Eiko Tanaka est connue pour
donner une grande liberté artistique, quel a été son rôle sur ce film ?
Oui c'est vrai, elle est très
encourageante et très impliquée dans ce qu'elle fait. C'est une productrice
épatante qui peut aussi s'impliquer sur le plan personnel du réalisateur ;
par exemple, elle est venue régler un différent entre moi et ma femme une fois.
C'est une combattante car elle a dû négocier ardemment pour avoir le budget du
film. Je lui dois beaucoup pour ce film.
Avez vous d'autres projets
avec Studio 4° C ?
Pour l'instant, en tant que
réalisateur, non. Si je reprends ce poste de réalisateur, ce ne sera pas pour
tout de suite. J'aimerais faire un film « live » et plus rapidement.
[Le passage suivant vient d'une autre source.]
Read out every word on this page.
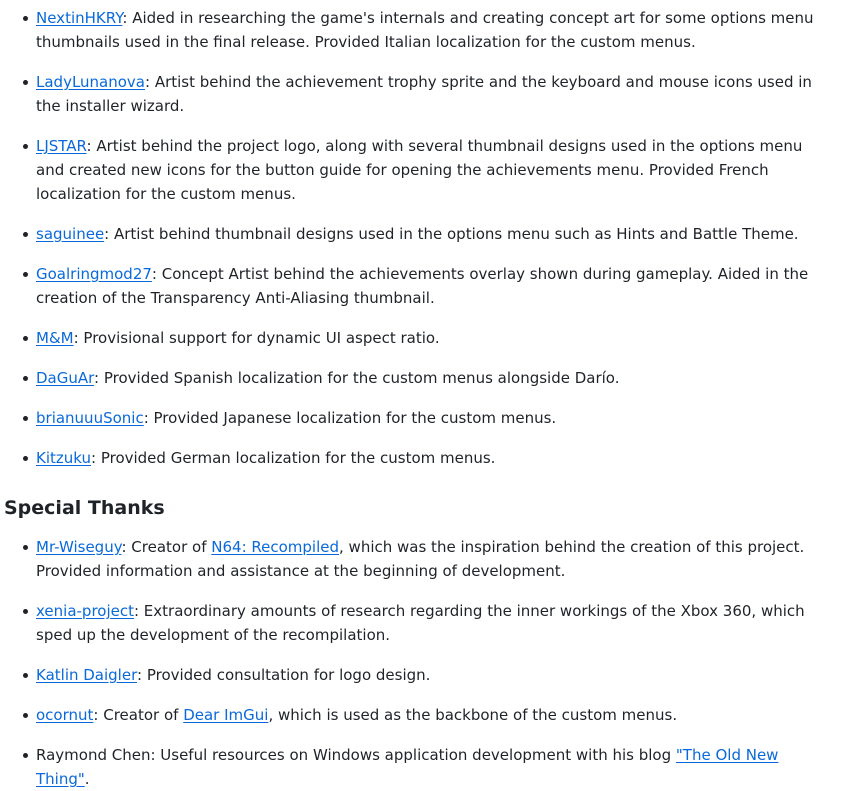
NextinHKRY: Aided in researching the game's internals and creating concept art for some options menu thumbnails used in the final release. Provided Italian localization for the custom menus.
LadyLunanova: Artist behind the achievement trophy sprite and the keyboard and mouse icons used in the installer wizard.
LJSTAR: Artist behind the project logo, along with several thumbnail designs used in the options menu and created new icons for the button guide for opening the achievements menu. Provided French localization for the custom menus.
saguinee: Artist behind thumbnail designs used in the options menu such as Hints and Battle Theme.
Goalringmod27: Concept Artist behind the achievements overlay shown during gameplay. Aided in the creation of the Transparency Anti-Aliasing thumbnail.
M&M: Provisional support for dynamic UI aspect ratio.
DaGuAr: Provided Spanish localization for the custom menus alongside Darío.
brianuuuSonic: Provided Japanese localization for the custom menus.
Kitzuku: Provided German localization for the custom menus.
Special Thanks
Mr-Wiseguy: Creator of N64: Recompiled, which was the inspiration behind the creation of this project. Provided information and assistance at the beginning of development.
xenia-project: Extraordinary amounts of research regarding the inner workings of the Xbox 360, which sped up the development of the recompilation.
Katlin Daigler: Provided consultation for logo design.
ocornut: Creator of Dear ImGui, which is used as the backbone of the custom menus.
Raymond Chen: Useful resources on Windows application development with his blog "The Old New Thing".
Vous savez je n'aime pas l'animation à proprement parlé, je ne dessine pas très
bien. Le problème avec l'animation, c'est que ça ressemble à un gâteau qu'on
met dans un four mais qu'on ne sort pas avant trois ou quatre ans. C'est
beaucoup d'attente et surtout dans le cas d'Amer béton, c'est
plus long lorsqu'il s'agit d'une première expérience. Au delà de ces temps
d'expérimentations, j'aime le film aujourd'hui et je ne sais pas ce que je
ferais ensuite de l'animation ou du live voire des effets spéciaux, j'aimerais
beaucoup.
Vous suivrez donc les parcours
de réalisateurs tels que Mamoru Oshii ou Katsuhiro Otomo qui ont fait des films
« live » ?
Peut-être bien, Oshii et Otomo,
n'étant pas animateurs, passent au film « live » de façon
naturel alors que des gens comme Morimoto ou Miyazaki sont des purs animateurs
qui resteront dans l'animation toute leur vie. Otomo a dit qu'il regrettait
d'avoir tout dessiné sur Akira et Steamboy et qu'il
aimait la collaboration sur un film « live ». L'animation a
l'avantage de pouvoir être produit sur une longue période où vous pouvez mettre
de côté le film quelques mois et le reprendre ensuite ; le cinéma
traditionnelle est plus immédiat et vous contraint à faire tout dans un laps de
temps très limité. Cela vous donne un autre rapport avec l'équipe du film, vous
êtes plus ouvert aux autres. Si vous voulez passer deux ans à faire un film
« parfait », vous pouvez être réalisateur d'animation. Oshii et Otomo
peuvent faire des films d'animation à 20 millions de dollars et avoir chaque
plan parfait. Je ne sais pas pour Oshii mais j'en ai parlé avec Otomo et il m'a
dit qu'il a perdu beaucoup de temps à avoir l'ensemble parfait. Il ne trouve pas
si amusant de faire un film d'animation, c'est ce qui a dû le pousser à faire Mushi-shi.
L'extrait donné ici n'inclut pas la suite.